Como a citação foi recebida em 8 de novembro, na quinta-feira desta semana a ordem judicial – até agora não respondida pela Prefeitura – completou um mês. A multa, de R$ 50 mil, reverterá para o Fundo Municipal do Idoso.

Demora

O promotor ingressou em outubro com uma ação civil pública com obrigação de fazer para apurar irregularidades na distribuição de verbas em entidades assistenciais que acolhem idosos e atrasos na liberação de recursos, principalmente para o Lar Fraterno.

No inquérito civil, o Lar Fraterno informou ter recebido as verbas devidas até outubro, como resultado da assinatura de dois contratos emergenciais que vencem no final deste ano.

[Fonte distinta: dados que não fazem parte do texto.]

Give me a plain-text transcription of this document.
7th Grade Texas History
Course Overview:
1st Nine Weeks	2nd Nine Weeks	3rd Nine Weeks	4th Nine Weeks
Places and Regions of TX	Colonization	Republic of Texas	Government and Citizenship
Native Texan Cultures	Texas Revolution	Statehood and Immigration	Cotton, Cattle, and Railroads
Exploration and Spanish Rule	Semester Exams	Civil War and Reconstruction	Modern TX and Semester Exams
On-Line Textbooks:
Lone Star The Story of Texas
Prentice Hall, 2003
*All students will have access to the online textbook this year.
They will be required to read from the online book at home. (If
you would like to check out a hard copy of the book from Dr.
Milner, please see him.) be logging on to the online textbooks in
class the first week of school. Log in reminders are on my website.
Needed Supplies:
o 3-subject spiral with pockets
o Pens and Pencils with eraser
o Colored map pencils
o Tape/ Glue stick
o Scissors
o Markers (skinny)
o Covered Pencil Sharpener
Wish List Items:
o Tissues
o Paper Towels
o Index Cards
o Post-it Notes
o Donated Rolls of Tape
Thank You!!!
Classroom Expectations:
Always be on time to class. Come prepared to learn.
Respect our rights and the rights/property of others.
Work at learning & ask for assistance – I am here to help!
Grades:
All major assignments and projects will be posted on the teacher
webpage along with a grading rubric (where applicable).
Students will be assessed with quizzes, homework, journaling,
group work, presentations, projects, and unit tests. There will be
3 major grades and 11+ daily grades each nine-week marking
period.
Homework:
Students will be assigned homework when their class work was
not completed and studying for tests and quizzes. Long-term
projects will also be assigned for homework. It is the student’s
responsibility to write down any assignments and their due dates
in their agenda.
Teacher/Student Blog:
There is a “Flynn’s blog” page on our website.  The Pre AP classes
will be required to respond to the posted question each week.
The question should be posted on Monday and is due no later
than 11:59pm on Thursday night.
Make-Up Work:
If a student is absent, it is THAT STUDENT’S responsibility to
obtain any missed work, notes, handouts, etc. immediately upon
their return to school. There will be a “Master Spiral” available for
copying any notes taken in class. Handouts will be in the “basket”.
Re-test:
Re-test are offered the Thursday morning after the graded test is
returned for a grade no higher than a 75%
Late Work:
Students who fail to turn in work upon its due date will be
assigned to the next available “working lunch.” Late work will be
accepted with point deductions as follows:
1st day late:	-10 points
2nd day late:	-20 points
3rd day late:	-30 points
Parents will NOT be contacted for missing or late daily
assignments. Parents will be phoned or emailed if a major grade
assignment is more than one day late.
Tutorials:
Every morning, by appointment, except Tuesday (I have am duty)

Mas, desde o Governo Marcia Rosa, o Ministério Público vem questionando – sem receber respostas da Prefeitura – a solução que daria para esses problemas, pedindo o aumento do número de vagas para idosos carentes mantidos pelo Município.

Na época, o MP pediu a abertura de 20 vagas, mas a Prefeitura não atendeu, alegando dificuldades financeiras.

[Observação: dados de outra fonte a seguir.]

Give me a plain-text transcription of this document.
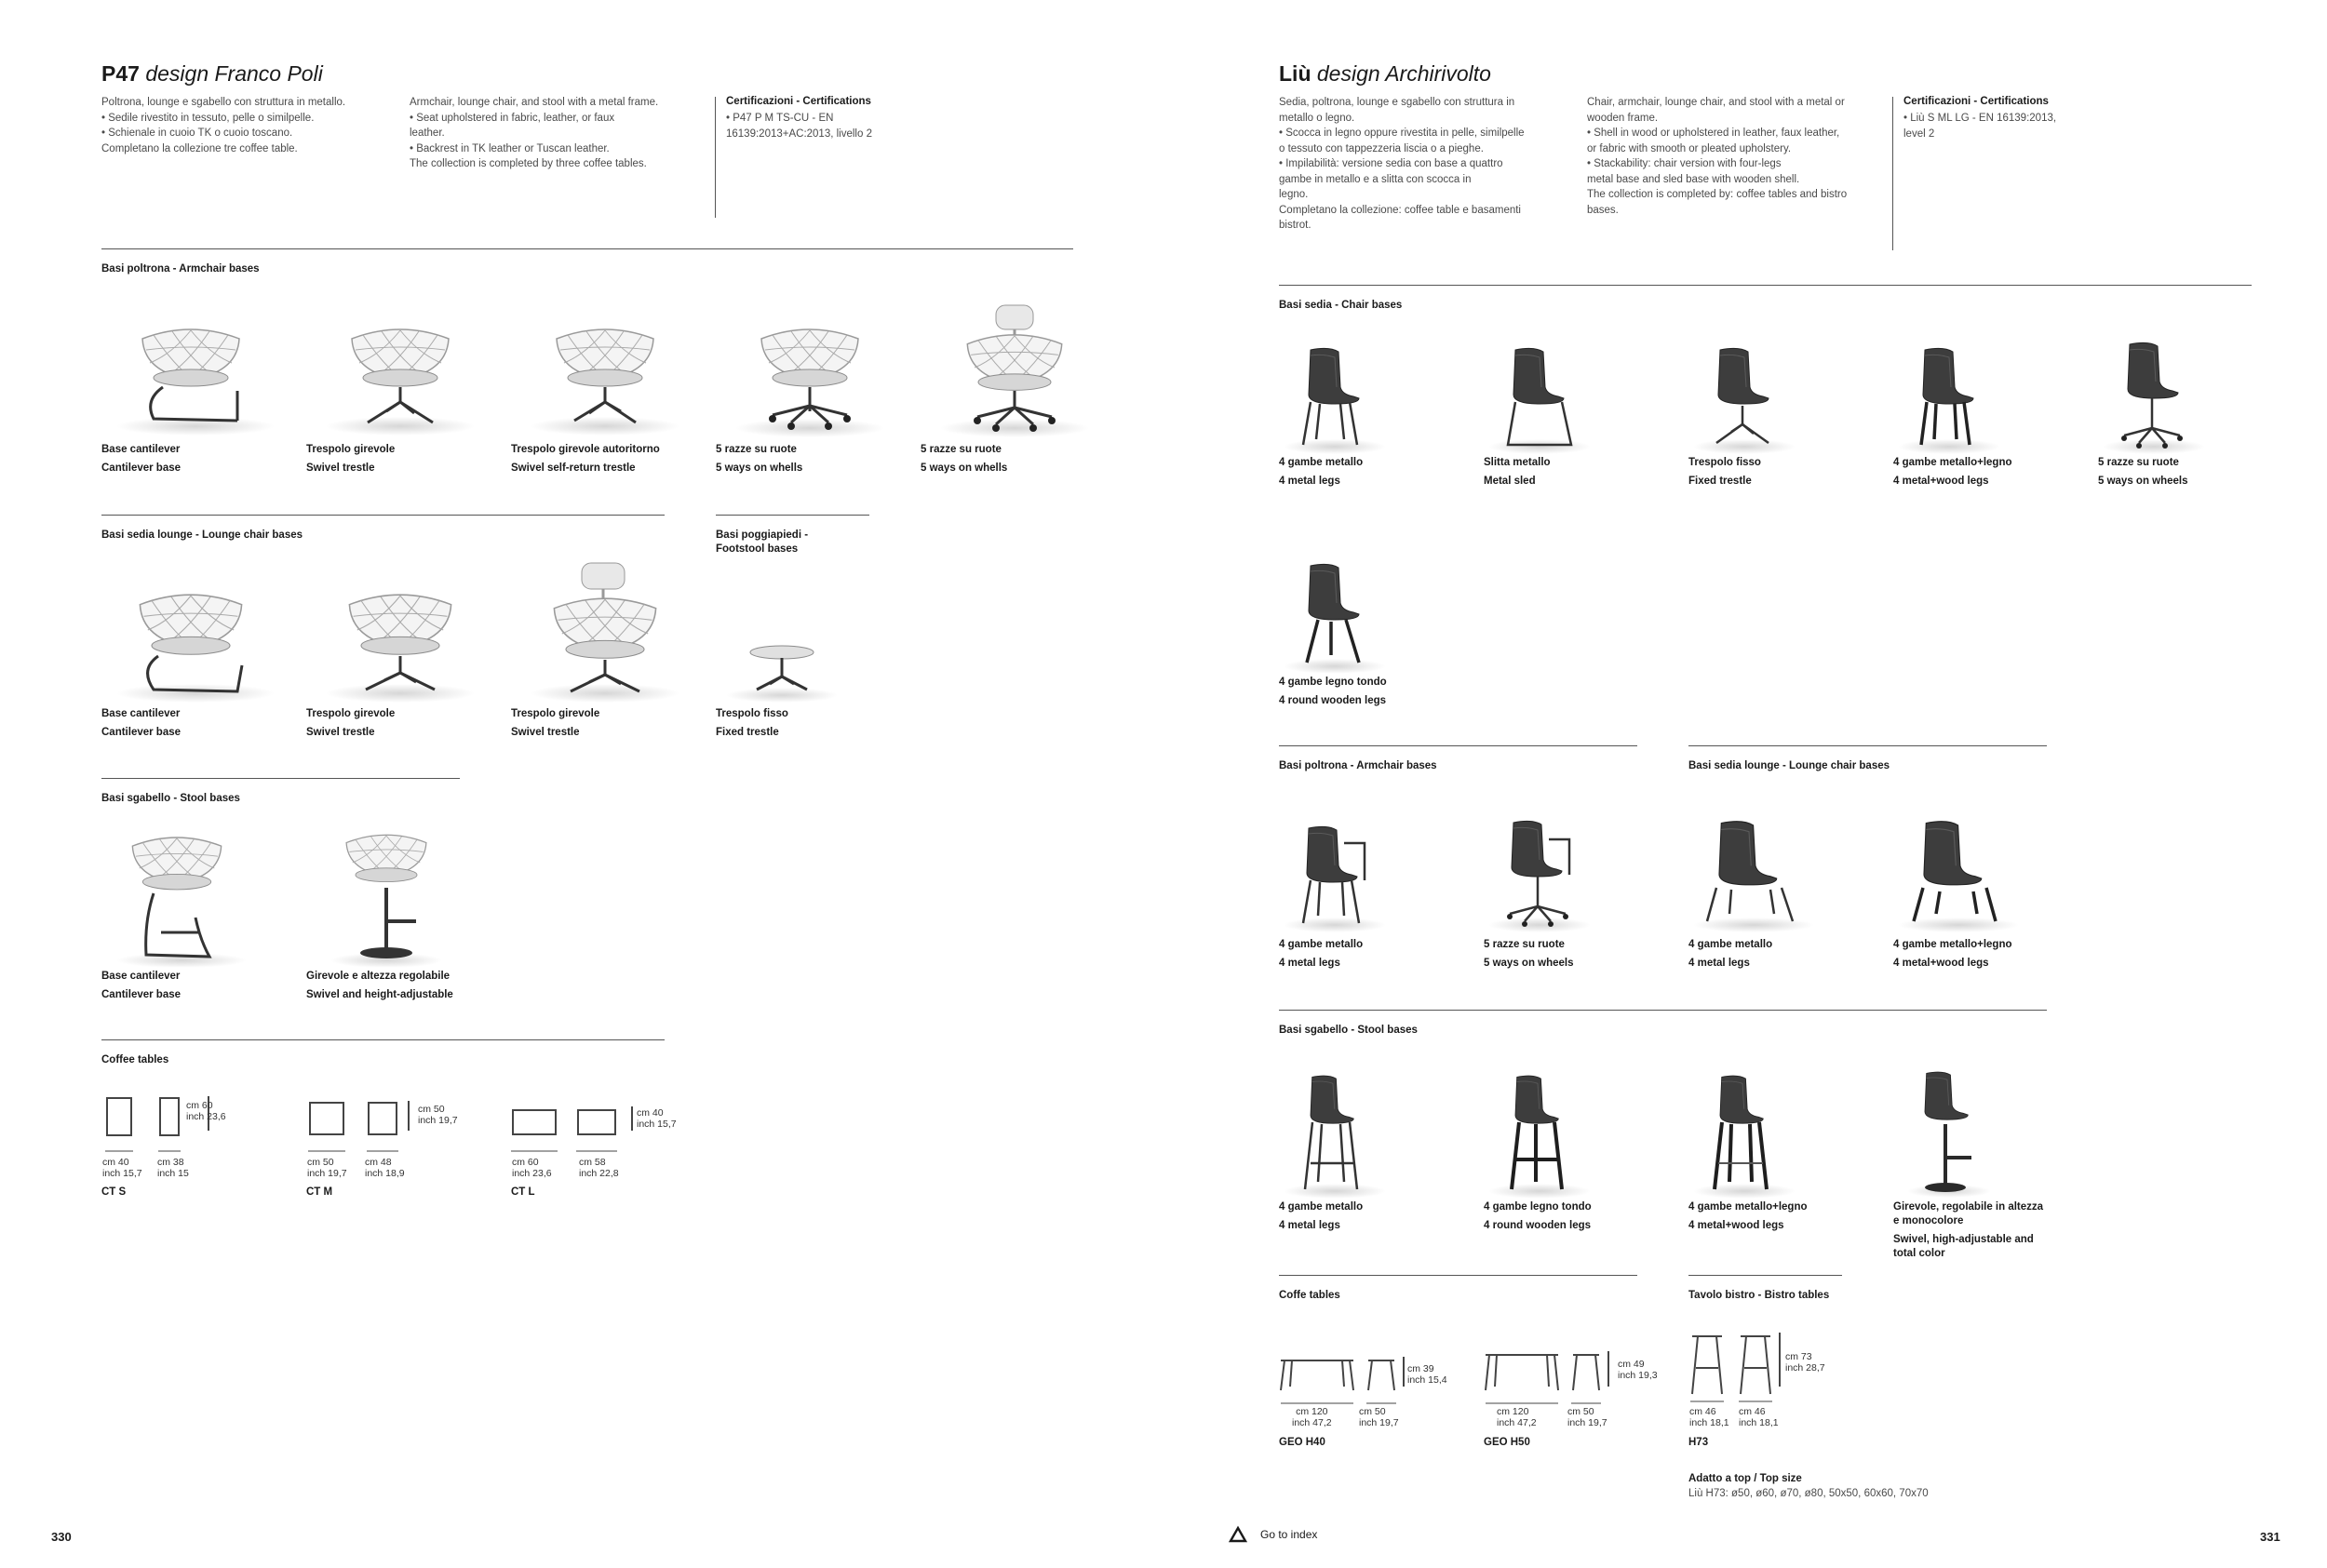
P47 design Franco Poli
Poltrona, lounge e sgabello con struttura in metallo.
• Sedile rivestito in tessuto, pelle o similpelle.
• Schienale in cuoio TK o cuoio toscano.
Completano la collezione tre coffee table.
Armchair, lounge chair, and stool with a metal frame.
• Seat upholstered in fabric, leather, or faux
leather.
• Backrest in TK leather or Tuscan leather.
The collection is completed by three coffee tables.
Certificazioni - Certifications
• P47 P M TS-CU - EN
16139:2013+AC:2013, livello 2
Basi poltrona - Armchair bases
Base cantilever
Cantilever base
Trespolo girevole
Swivel trestle
Trespolo girevole autoritorno
Swivel self-return trestle
5 razze su ruote
5 ways on whells
5 razze su ruote
5 ways on whells
Basi sedia lounge - Lounge chair bases	Basi poggiapiedi -
Footstool bases
Base cantilever
Cantilever base
Trespolo girevole
Swivel trestle
Trespolo girevole
Swivel trestle
Trespolo fisso
Fixed trestle
Basi sgabello - Stool bases
Base cantilever
Cantilever base
Girevole e altezza regolabile
Swivel and height-adjustable
Coffee tables
cm 60
inch 23,6
cm 40
inch 15,7
cm 38
inch 15
CT S
cm 50
inch 19,7
cm 50
inch 19,7
cm 48
inch 18,9
CT M
cm 40
inch 15,7
cm 60
inch 23,6
cm 58
inch 22,8
CT L
330
Liù design Archirivolto
Sedia, poltrona, lounge e sgabello con struttura in metallo o legno.
• Scocca in legno oppure rivestita in pelle, similpelle
o tessuto con tappezzeria liscia o a pieghe.
• Impilabilità: versione sedia con base a quattro
gambe in metallo e a slitta con scocca in
legno.
Completano la collezione: coffee table e basamenti bistrot.
Chair, armchair, lounge chair, and stool with a metal or wooden frame.
• Shell in wood or upholstered in leather, faux leather,
or fabric with smooth or pleated upholstery.
• Stackability: chair version with four-legs
metal base and sled base with wooden shell.
The collection is completed by: coffee tables and bistro bases.
Certificazioni - Certifications
• Liù S ML LG - EN 16139:2013,
level 2
Basi sedia - Chair bases
4 gambe metallo
4 metal legs
Slitta metallo
Metal sled
Trespolo fisso
Fixed trestle
4 gambe metallo+legno
4 metal+wood legs
5 razze su ruote
5 ways on wheels
4 gambe legno tondo
4 round wooden legs
Basi poltrona - Armchair bases	Basi sedia lounge - Lounge chair bases
4 gambe metallo
4 metal legs
5 razze su ruote
5 ways on wheels
4 gambe metallo
4 metal legs
4 gambe metallo+legno
4 metal+wood legs
Basi sgabello - Stool bases
4 gambe metallo
4 metal legs
4 gambe legno tondo
4 round wooden legs
4 gambe metallo+legno
4 metal+wood legs
Girevole, regolabile in altezza
e monocolore
Swivel, high-adjustable and
total color
Coffe tables	Tavolo bistro - Bistro tables
cm 39
inch 15,4
cm 120
inch 47,2
cm 50
inch 19,7
GEO H40
cm 49
inch 19,3
cm 120
inch 47,2
cm 50
inch 19,7
GEO H50
cm 73
inch 28,7
cm 46
inch 18,1
cm 46
inch 18,1
H73
Adatto a top / Top size
Liù H73: ø50, ø60, ø70, ø80, 50x50, 60x60, 70x70
331
Go to index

Como um estudo feito pela Secretaria de Ação Social em 2014 indicava a necessidade de criar pelo 30 vagas, o promotor decidiu entrar com a ação. Entre os argumentos, estão oito pedidos judiciais de internação de idosos, sem sucesso, feitos pelo MP.

Uma lista de espera semelhante aguarda solução da pasta de Ação Social e não está sendo atendida mesmo com ordem judicial. Oficialmente, a Prefeitura custeia apenas a oferta de dez vagas.

Abaixo do limite

A secretaria confirmou ontem ter 20 vagas contratadas no Lar Fraterno, mas utiliza apenas 14, das quais oito são ocupadas por pacientes citados no processo. E conclui que não há demanda reprimida na Cidade. Mesmo assim, para garantir o atendimento imediato a futuros pacientes, existe um processo de licitação para adquirir mais dez vagas, totalizando 30. O processo está em análise na Procuradoria Geral do Município.

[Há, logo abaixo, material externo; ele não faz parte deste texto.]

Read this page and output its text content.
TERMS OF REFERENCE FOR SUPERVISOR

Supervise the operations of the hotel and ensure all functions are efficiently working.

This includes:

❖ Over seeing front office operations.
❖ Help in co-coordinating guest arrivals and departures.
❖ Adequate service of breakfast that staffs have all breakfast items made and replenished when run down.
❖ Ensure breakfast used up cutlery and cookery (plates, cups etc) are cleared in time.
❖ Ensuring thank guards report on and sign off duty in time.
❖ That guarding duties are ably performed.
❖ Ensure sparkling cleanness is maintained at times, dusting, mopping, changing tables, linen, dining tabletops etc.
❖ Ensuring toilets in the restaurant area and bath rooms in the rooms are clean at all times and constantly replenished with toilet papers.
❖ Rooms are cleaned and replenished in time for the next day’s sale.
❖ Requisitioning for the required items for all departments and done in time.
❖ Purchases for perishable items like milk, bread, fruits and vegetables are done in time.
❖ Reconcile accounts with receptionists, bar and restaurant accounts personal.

Segundo a Secretaria de Assuntos Jurídicos, como o Fórum Municipal segue o período de férias forenses e só retoma as atividades no dia 8 de janeiro, o prazo remanescente para a resposta à determinação judicial ficou suspenso. Como ainda não expirou, cabe recurso, que a Prefeitura estuda apresentar em data oportuna. Sobre o mês de novembro, perdido após a citação para resposta à Justiça e a obrigação de pagar multa de R$ 50 mil, a Prefeitura nada esclareceu.